The rules can be described as the antecedent itemset implies the consequent itemset. The antecedent and consequent are itemsets, which are sets of items. In other words, the antecedent is a combination of items that are analyzed to determine what other items are implied by this combination. These implied items are the consequent of the analysis.
The Training Metric Wizard provides access to the following settings which limit the number of rules generated from the training data:
-
Maximum number of items per antecedent: This setting defines the maximum number of items that can be included in each antecedent itemset (consequent itemsets can only contain a single item). For example, if set to three, items for each antecedent will be grouped into itemsets containing one, two, or three items. In a transaction that includes the four items beef, onions, potatoes, and soda, a maximum of two creates antecedents with no more than two items, while still including each item in the analysis.
The default value for this setting is two. Increasing this number may lead to the generation of more rules and, as a consequence, long execution time for training reports.
-
Minimum confidence: The minimum probability that qualifying rules should have. For example, if set to 10%, then an association rule must have a confidence of 10% or more to appear in the model.
The default value for this setting is 10%. Increasing this value may lead to the generation of fewer rules.
-
Minimum support: The minimum number of transactions an itemset must occur in to be considered for an association rule. For example, if set to 1%, then itemsets must appear, on average, in one transaction out of 100.
The default value for this setting is 10%. Increasing this value may lead to the generation of fewer rules.
-
Maximum consequent support: The maximum support of the consequent allowed for qualifying rules. This can be used to avoid including obvious recommendations in the resulting rules. For example, if set to 99%, then rules that have a consequent support greater than 99% are not included in the resulting model.
For more information on the meanings of confidence and support, refer to the Advanced Reporting Help.
Rules To Return
Association rules analysis can look for a variety of relationships. The type of analysis is controlled by the Rules To Return dialog box, which is accessed via the Rules… button on the Select Output tab of the Training Metric Wizard. These criteria determine which rules will be returned as output for a particular input itemset.
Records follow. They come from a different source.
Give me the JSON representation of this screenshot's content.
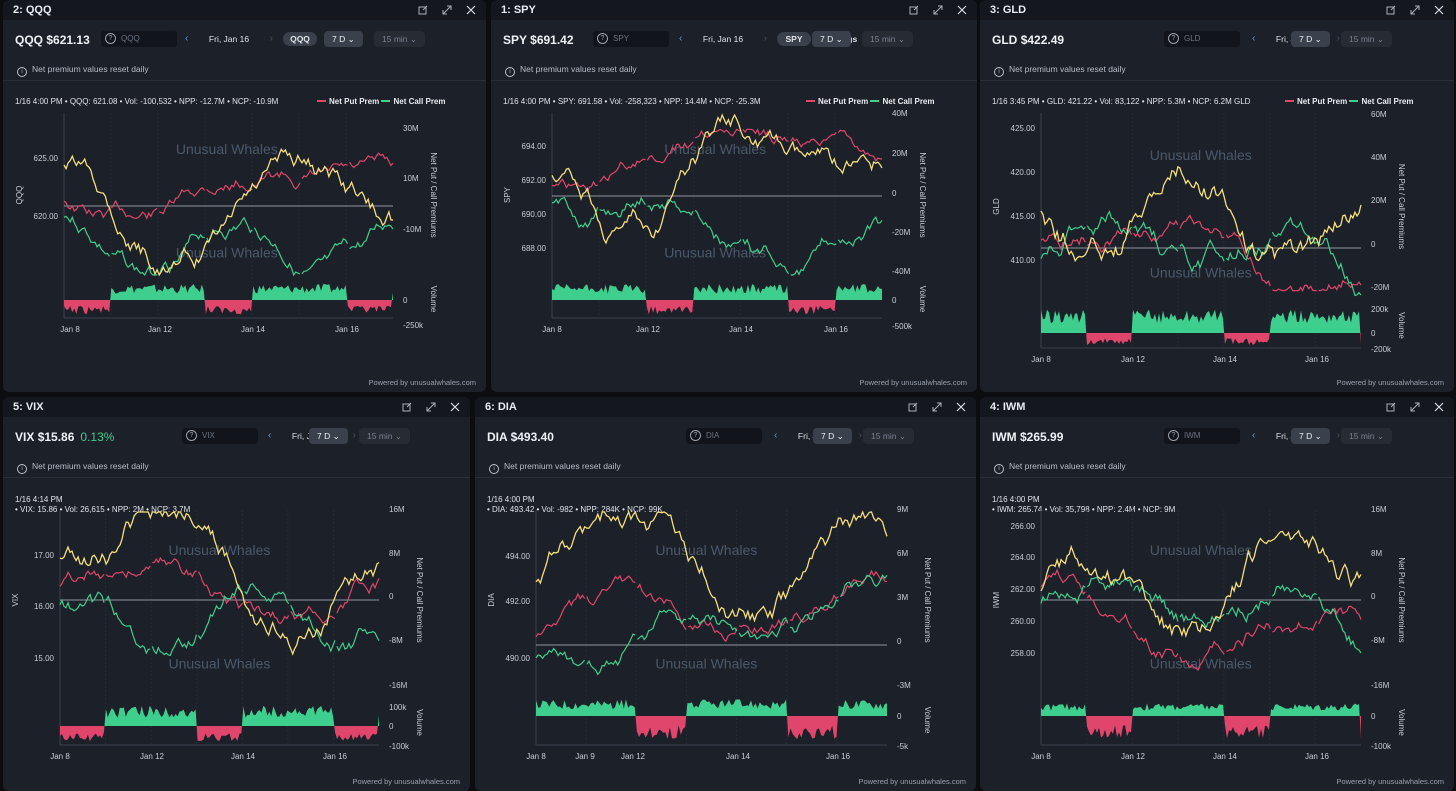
{
  "colors": {
    "yellow": "#f5df7b",
    "red": "#e0466c",
    "green": "#3ecf8e",
    "zero": "#b8bcc4"
  },
  "common": {
    "note": "Net premium values reset daily",
    "powered": "Powered by unusualwhales.com",
    "date": "Fri, Jan 16",
    "range": "7 D",
    "interval": "15 min",
    "legend_put": "Net Put Prem",
    "legend_call": "Net Call Prem",
    "watermark": "Unusual Whales",
    "right_axis_label": "Net Put / Call Premiums",
    "volume_label": "Volume",
    "holdings": "Holdings"
  },
  "panels": [
    {
      "id": "qqq",
      "title": "2: QQQ",
      "ticker": "QQQ",
      "price": "$621.13",
      "pct": "",
      "search": "QQQ",
      "info": "1/16 4:00 PM • QQQ: 621.08 • Vol: -100,532 • NPP: -12.7M • NCP: -10.9M",
      "info2": "",
      "showHoldings": true,
      "yaxis": "QQQ",
      "chart_data": {
        "type": "line",
        "left_ticks": [
          "625.00",
          "620.00"
        ],
        "right_ticks": [
          "30M",
          "10M",
          "-10M"
        ],
        "vol_ticks": [
          "0",
          "-250k"
        ],
        "x_ticks": [
          "Jan 8",
          "Jan 12",
          "Jan 14",
          "Jan 16"
        ]
      }
    },
    {
      "id": "spy",
      "title": "1: SPY",
      "ticker": "SPY",
      "price": "$691.42",
      "pct": "",
      "search": "SPY",
      "info": "1/16 4:00 PM • SPY: 691.58 • Vol: -258,323 • NPP: 14.4M • NCP: -25.3M",
      "info2": "",
      "showHoldings": true,
      "yaxis": "SPY",
      "chart_data": {
        "type": "line",
        "left_ticks": [
          "694.00",
          "692.00",
          "690.00",
          "688.00"
        ],
        "right_ticks": [
          "40M",
          "20M",
          "0",
          "-20M",
          "-40M"
        ],
        "vol_ticks": [
          "0",
          "-500k"
        ],
        "x_ticks": [
          "Jan 8",
          "Jan 12",
          "Jan 14",
          "Jan 16"
        ]
      }
    },
    {
      "id": "gld",
      "title": "3: GLD",
      "ticker": "GLD",
      "price": "$422.49",
      "pct": "",
      "search": "GLD",
      "info": "1/16 3:45 PM • GLD: 421.22 • Vol: 83,122 • NPP: 5.3M • NCP: 6.2M GLD",
      "info2": "",
      "showHoldings": false,
      "yaxis": "GLD",
      "chart_data": {
        "type": "line",
        "left_ticks": [
          "425.00",
          "420.00",
          "415.00",
          "410.00"
        ],
        "right_ticks": [
          "60M",
          "40M",
          "20M",
          "0",
          "-20M"
        ],
        "vol_ticks": [
          "200k",
          "0",
          "-200k"
        ],
        "x_ticks": [
          "Jan 8",
          "Jan 12",
          "Jan 14",
          "Jan 16"
        ]
      }
    },
    {
      "id": "vix",
      "title": "5: VIX",
      "ticker": "VIX",
      "price": "$15.86",
      "pct": "0.13%",
      "search": "VIX",
      "info": "1/16 4:14 PM",
      "info2": "• VIX: 15.86 • Vol: 26,615 • NPP: 2M • NCP: 3.7M",
      "showHoldings": false,
      "yaxis": "VIX",
      "chart_data": {
        "type": "line",
        "left_ticks": [
          "17.00",
          "16.00",
          "15.00"
        ],
        "right_ticks": [
          "16M",
          "8M",
          "0",
          "-8M",
          "-16M"
        ],
        "vol_ticks": [
          "100k",
          "0",
          "-100k"
        ],
        "x_ticks": [
          "Jan 8",
          "Jan 12",
          "Jan 14",
          "Jan 16"
        ]
      }
    },
    {
      "id": "dia",
      "title": "6: DIA",
      "ticker": "DIA",
      "price": "$493.40",
      "pct": "",
      "search": "DIA",
      "info": "1/16 4:00 PM",
      "info2": "• DIA: 493.42 • Vol: -982 • NPP: 284K • NCP: 99K",
      "showHoldings": false,
      "yaxis": "DIA",
      "chart_data": {
        "type": "line",
        "left_ticks": [
          "494.00",
          "492.00",
          "490.00"
        ],
        "right_ticks": [
          "9M",
          "6M",
          "3M",
          "0",
          "-3M"
        ],
        "vol_ticks": [
          "0",
          "-5k"
        ],
        "x_ticks": [
          "Jan 8",
          "Jan 9",
          "Jan 12",
          "Jan 14",
          "Jan 16"
        ]
      }
    },
    {
      "id": "iwm",
      "title": "4: IWM",
      "ticker": "IWM",
      "price": "$265.99",
      "pct": "",
      "search": "IWM",
      "info": "1/16 4:00 PM",
      "info2": "• IWM: 265.74 • Vol: 35,798 • NPP: 2.4M • NCP: 9M",
      "showHoldings": false,
      "yaxis": "IWM",
      "chart_data": {
        "type": "line",
        "left_ticks": [
          "266.00",
          "264.00",
          "262.00",
          "260.00",
          "258.00"
        ],
        "right_ticks": [
          "16M",
          "8M",
          "0",
          "-8M",
          "-16M"
        ],
        "vol_ticks": [
          "0",
          "-100k"
        ],
        "x_ticks": [
          "Jan 8",
          "Jan 12",
          "Jan 14",
          "Jan 16"
        ]
      }
    }
  ]
}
From this dialog, the following selections can be made:
-
Rule selection criteria:
-
Rules to select:
-
Antecedent only (Recommendation): Select rules when the input itemset includes the antecedent itemset only. This is the default behavior. Its purpose is to provide a recommendation, based on the input itemset.
-
Antecedent and consequent (Rule matching): Select rules when the input itemset includes both the antecedent and consequent itemsets. Its purpose is to locate rules that match the input itemset.
-
Return the top ranked rules: These settings allow for the specification of exactly which rule is to be returned, based on its ranking among all selected rules.
-
Return the top ranked rules up to this amount: Defines the maximum number of rules that are to be returned. For instance, if set to three, the top three rules can be returned as output. In this case, three separate predictive metrics are created. The default value for this setting is one, and its maximum value is 10.
-
Rank selected rules by: Defines whether the rules are be ranked by confidence, support, lift, leverage, or affinity. Multiple selections may be specified.
-
Select all rules (One rule per row): This option allows for the creation of a report which displays all rules found within the model. If the corresponding predictive metric is placed on a report, a single rule is returned for each row of the report. The rules are returned in the order they appear within the model, and are not based on an input itemset.
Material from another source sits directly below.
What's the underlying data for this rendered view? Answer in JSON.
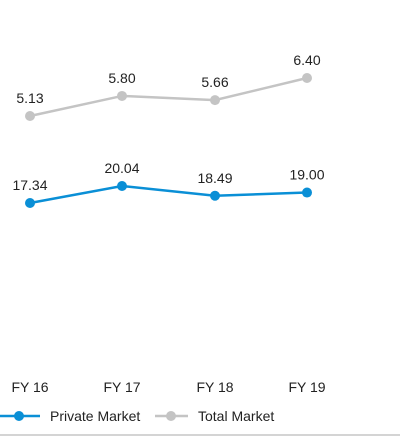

The combination of selections made above determines the number of predictive metrics that are generated.
Outputs
Unlike most other models which utilize generic outputs such as predicted value and probability, association rules models require a special set of outputs. With the exception of the Select all rules option described above, all outputs represent the winning rule (default), or the rule specified by the rank value. For a description of the available outputs for association rules analysis, see Predictive metric output.